Fugitive Modernities and Geographies of Reputation: Black Histories and Gender outside the State

Saturday, January 5, 2019: 10:30 AM
Salon 1 (Palmer House Hilton)
Jessica Krug, George Washington University
I interrogate the ramifications of turning our backs on the (Black) Atlantic, and reconceiving Black histories through the intellectual and political paradigms of fugitives, or those who created novel political and social forms and rejected state and capital during the era of the trans-Atlantic slave trade. Based on more than three years of ethnographic, oral historical, archival, and linguistic research in Angola, Brazil, Colombia, Portugal, and Spain, my concepts of fugitive modernities and insistence on working within geographies of reputation, rather than of mobile merchant capital and the violence it wrought, allow us to engage Black political imagination outside of and in opposition to states. Those who were identified and came to identify as Kisama in Angola never shared a linguistic or cultural background – the depoliticized markers of identity around which generations of scholars of the African Diaspora/Black Atlantic have organized their work – and eschewed centralization and engagement with capital economies for more than four centuries.
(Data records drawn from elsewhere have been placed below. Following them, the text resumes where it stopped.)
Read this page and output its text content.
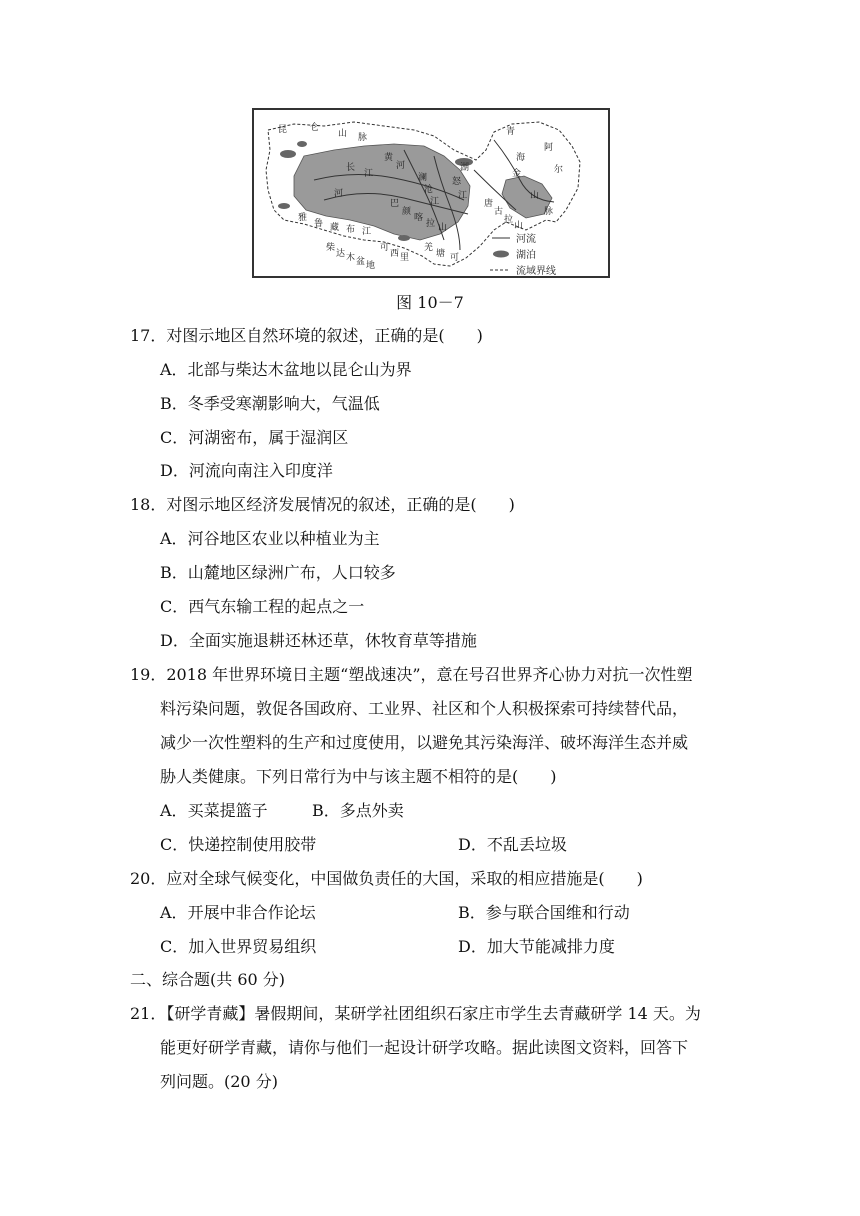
昆	仑
山 脉
长
江
河
黄
河
澜
沧
江
怒
江
雅
鲁 藏 布 江
青
海
湖
阿
尔
金
山
脉
巴
颜
喀
拉 山
唐
古
拉
山
羌
塘 可
可
西 里
柴
达 木 盆 地
河流
湖泊
流域界线
图 10－7
17．对图示地区自然环境的叙述，正确的是(　　)
A．北部与柴达木盆地以昆仑山为界
B．冬季受寒潮影响大，气温低
C．河湖密布，属于湿润区
D．河流向南注入印度洋
18．对图示地区经济发展情况的叙述，正确的是(　　)
A．河谷地区农业以种植业为主
B．山麓地区绿洲广布，人口较多
C．西气东输工程的起点之一
D．全面实施退耕还林还草，休牧育草等措施
19．2018 年世界环境日主题“塑战速决”，意在号召世界齐心协力对抗一次性塑
料污染问题，敦促各国政府、工业界、社区和个人积极探索可持续替代品，
减少一次性塑料的生产和过度使用，以避免其污染海洋、破坏海洋生态并威
胁人类健康。下列日常行为中与该主题不相符的是(　　)
A．买菜提篮子	B．多点外卖
C．快递控制使用胶带	D．不乱丢垃圾
20．应对全球气候变化，中国做负责任的大国，采取的相应措施是(　　)
A．开展中非合作论坛	B．参与联合国维和行动
C．加入世界贸易组织	D．加大节能减排力度
二、综合题(共 60 分)
21．【研学青藏】暑假期间，某研学社团组织石家庄市学生去青藏研学 14 天。为
能更好研学青藏，请你与他们一起设计研学攻略。据此读图文资料，回答下
列问题。(20 分)
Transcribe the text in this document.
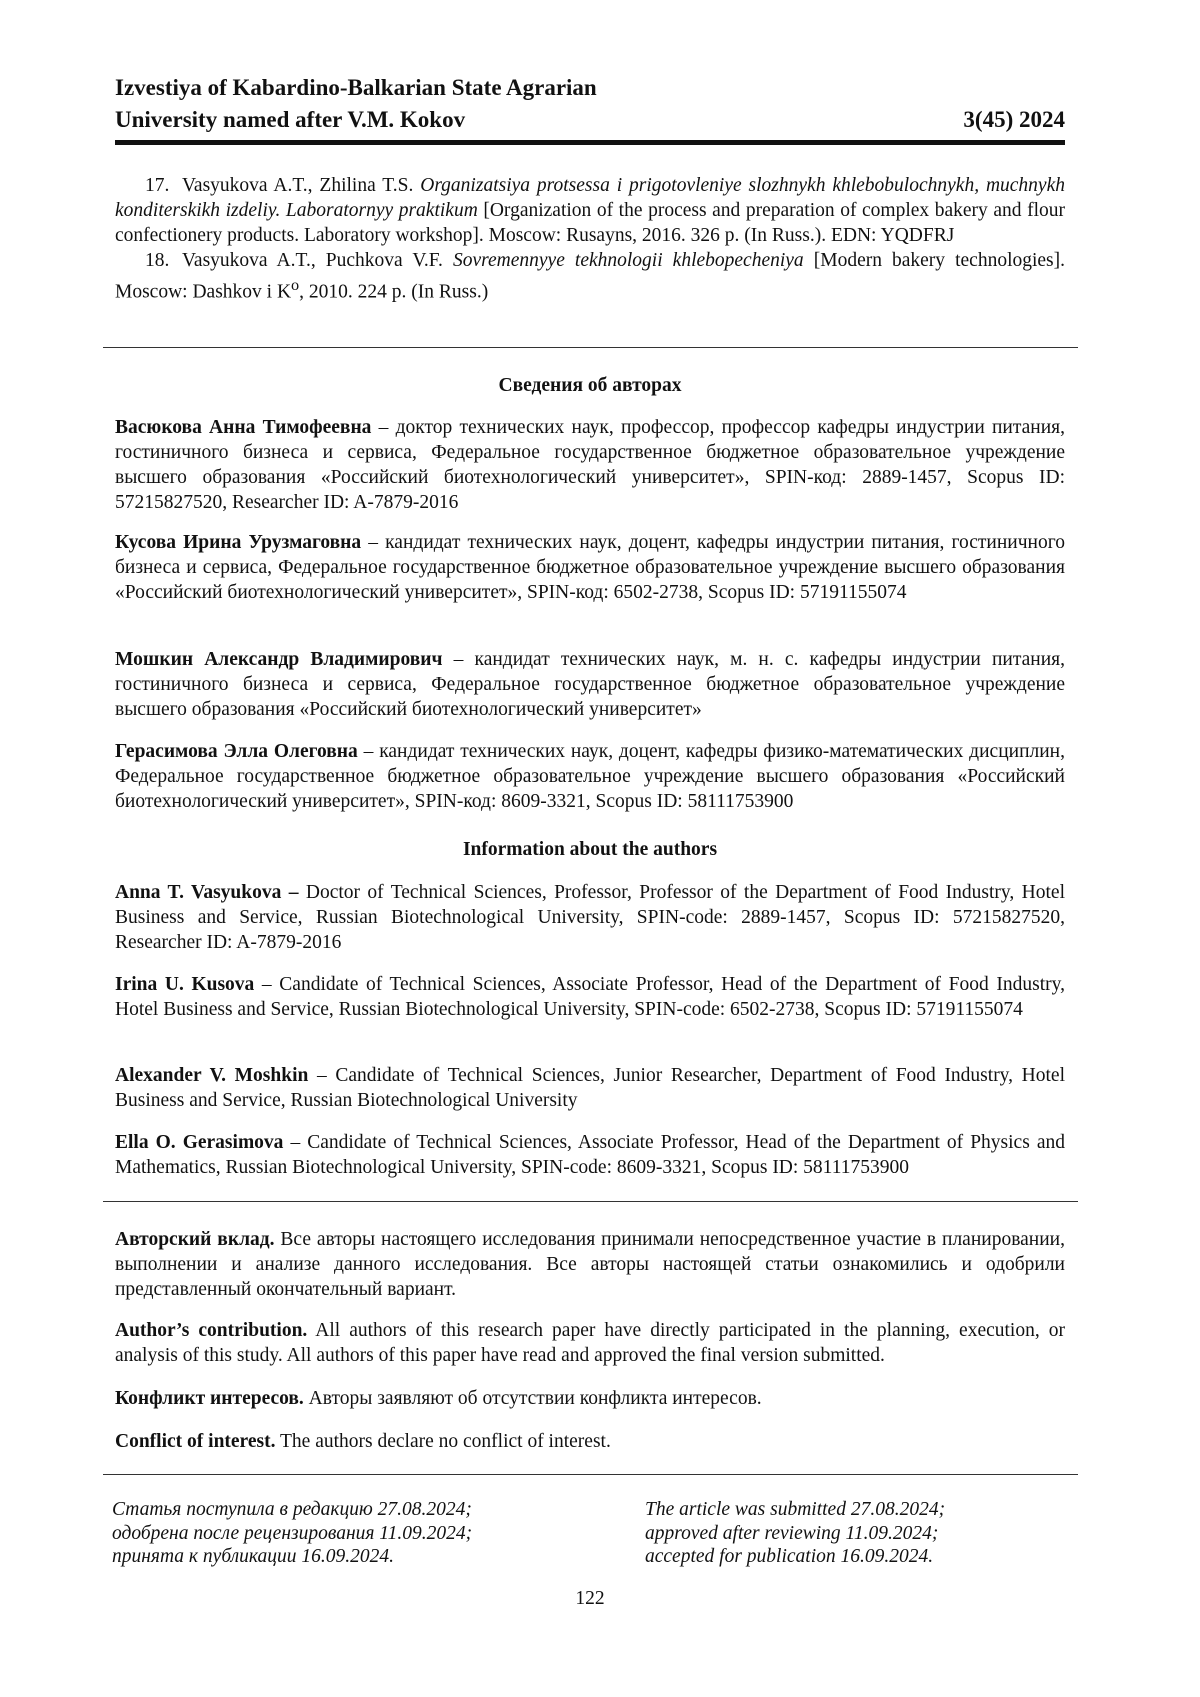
Izvestiya of Kabardino-Balkarian State Agrarian
University named after V.M. Kokov	3(45) 2024

17. Vasyukova A.T., Zhilina T.S. Organizatsiya protsessa i prigotovleniye slozhnykh khlebobulochnykh, muchnykh konditerskikh izdeliy. Laboratornyy praktikum [Organization of the process and preparation of complex bakery and flour confectionery products. Laboratory workshop]. Moscow: Rusayns, 2016. 326 p. (In Russ.). EDN: YQDFRJ

18. Vasyukova A.T., Puchkova V.F. Sovremennyye tekhnologii khlebopecheniya [Modern bakery technologies]. Moscow: Dashkov i Ko, 2010. 224 p. (In Russ.)

Сведения об авторах

Васюкова Анна Тимофеевна – доктор технических наук, профессор, профессор кафедры индустрии питания, гостиничного бизнеса и сервиса, Федеральное государственное бюджетное образовательное учреждение высшего образования «Российский биотехнологический университет», SPIN-код: 2889-1457, Scopus ID: 57215827520, Researcher ID: A-7879-2016

Кусова Ирина Урузмаговна – кандидат технических наук, доцент, кафедры индустрии питания, гостиничного бизнеса и сервиса, Федеральное государственное бюджетное образовательное учреждение высшего образования «Российский биотехнологический университет», SPIN-код: 6502-2738, Scopus ID: 57191155074

Мошкин Александр Владимирович – кандидат технических наук, м. н. с. кафедры индустрии питания, гостиничного бизнеса и сервиса, Федеральное государственное бюджетное образовательное учреждение высшего образования «Российский биотехнологический университет»

Герасимова Элла Олеговна – кандидат технических наук, доцент, кафедры физико-математических дисциплин, Федеральное государственное бюджетное образовательное учреждение высшего образования «Российский биотехнологический университет», SPIN-код: 8609-3321, Scopus ID: 58111753900

Information about the authors

Anna T. Vasyukova – Doctor of Technical Sciences, Professor, Professor of the Department of Food Industry, Hotel Business and Service, Russian Biotechnological University, SPIN-code: 2889-1457, Scopus ID: 57215827520, Researcher ID: A-7879-2016

Irina U. Kusova – Candidate of Technical Sciences, Associate Professor, Head of the Department of Food Industry, Hotel Business and Service, Russian Biotechnological University, SPIN-code: 6502-2738, Scopus ID: 57191155074

Alexander V. Moshkin – Candidate of Technical Sciences, Junior Researcher, Department of Food Industry, Hotel Business and Service, Russian Biotechnological University

Ella O. Gerasimova – Candidate of Technical Sciences, Associate Professor, Head of the Department of Physics and Mathematics, Russian Biotechnological University, SPIN-code: 8609-3321, Scopus ID: 58111753900

Авторский вклад. Все авторы настоящего исследования принимали непосредственное участие в планировании, выполнении и анализе данного исследования. Все авторы настоящей статьи ознакомились и одобрили представленный окончательный вариант.

Author’s contribution. All authors of this research paper have directly participated in the planning, execution, or analysis of this study. All authors of this paper have read and approved the final version submitted.

Конфликт интересов. Авторы заявляют об отсутствии конфликта интересов.

Conflict of interest. The authors declare no conflict of interest.

Статья поступила в редакцию 27.08.2024;

одобрена после рецензирования 11.09.2024;

принята к публикации 16.09.2024.

The article was submitted 27.08.2024;

approved after reviewing 11.09.2024;

accepted for publication 16.09.2024.

122
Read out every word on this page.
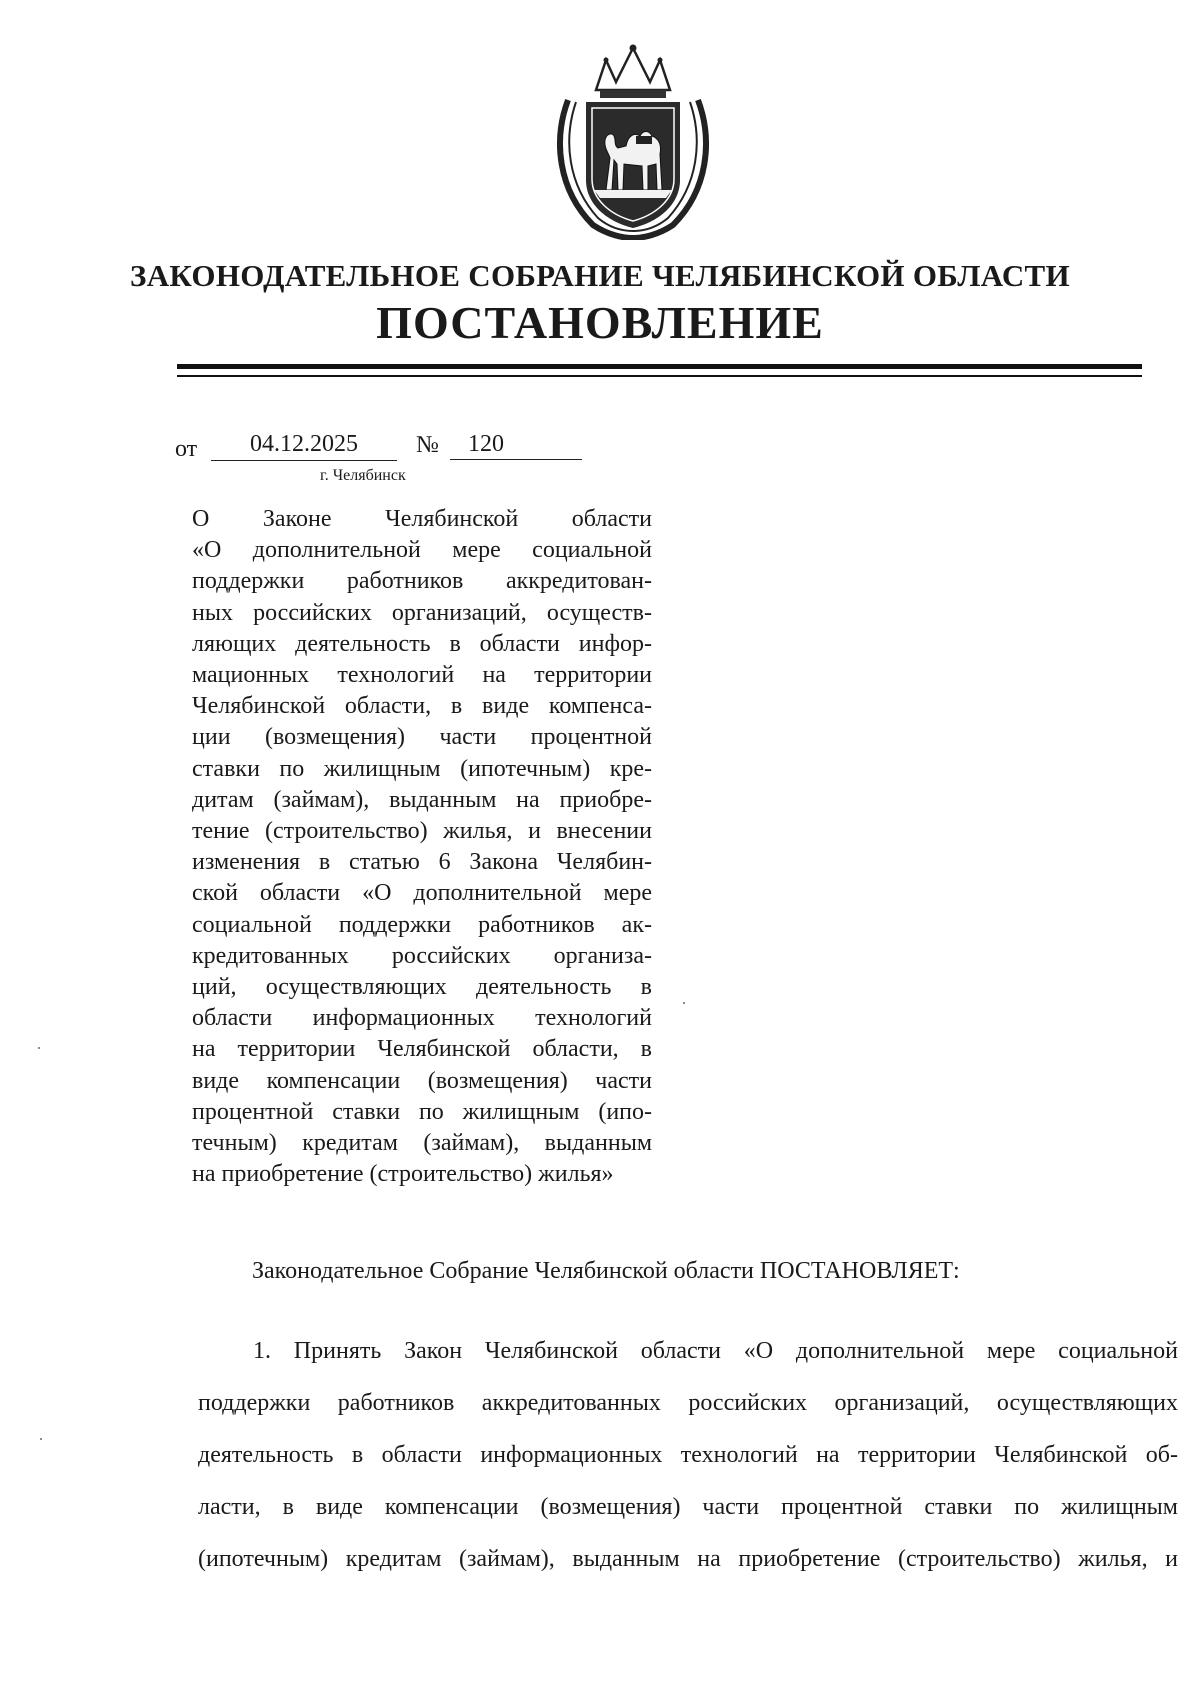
ЗАКОНОДАТЕЛЬНОЕ СОБРАНИЕ ЧЕЛЯБИНСКОЙ ОБЛАСТИ
ПОСТАНОВЛЕНИЕ
от	04.12.2025	№	120
г. Челябинск
О Законе Челябинской области
«О дополнительной мере социальной
поддержки работников аккредитован-
ных российских организаций, осуществ-
ляющих деятельность в области инфор-
мационных технологий на территории
Челябинской области, в виде компенса-
ции (возмещения) части процентной
ставки по жилищным (ипотечным) кре-
дитам (займам), выданным на приобре-
тение (строительство) жилья, и внесении
изменения в статью 6 Закона Челябин-
ской области «О дополнительной мере
социальной поддержки работников ак-
кредитованных российских организа-
ций, осуществляющих деятельность в
области информационных технологий
на территории Челябинской области, в
виде компенсации (возмещения) части
процентной ставки по жилищным (ипо-
течным) кредитам (займам), выданным
на приобретение (строительство) жилья»
Законодательное Собрание Челябинской области ПОСТАНОВЛЯЕТ:
1. Принять Закон Челябинской области «О дополнительной мере социальной
поддержки работников аккредитованных российских организаций, осуществляющих
деятельность в области информационных технологий на территории Челябинской об-
ласти, в виде компенсации (возмещения) части процентной ставки по жилищным
(ипотечным) кредитам (займам), выданным на приобретение (строительство) жилья, и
However, in a region and era in which violence and militarization were endemic, those who forged Kisama, often in conflict with each other, rejected violence and masculine warrior identities as a social paradigm even as their skill in guerilla warfare enabled their survival. These political ideologies and the reputation of Kisama travelled to the Americas and Europe, and circulated for more than four hundred years. I explore the global geography of reputation forged by the fugitives whose modernity and political imagination outside the state constitute a critical history and futurity of Black political imagination.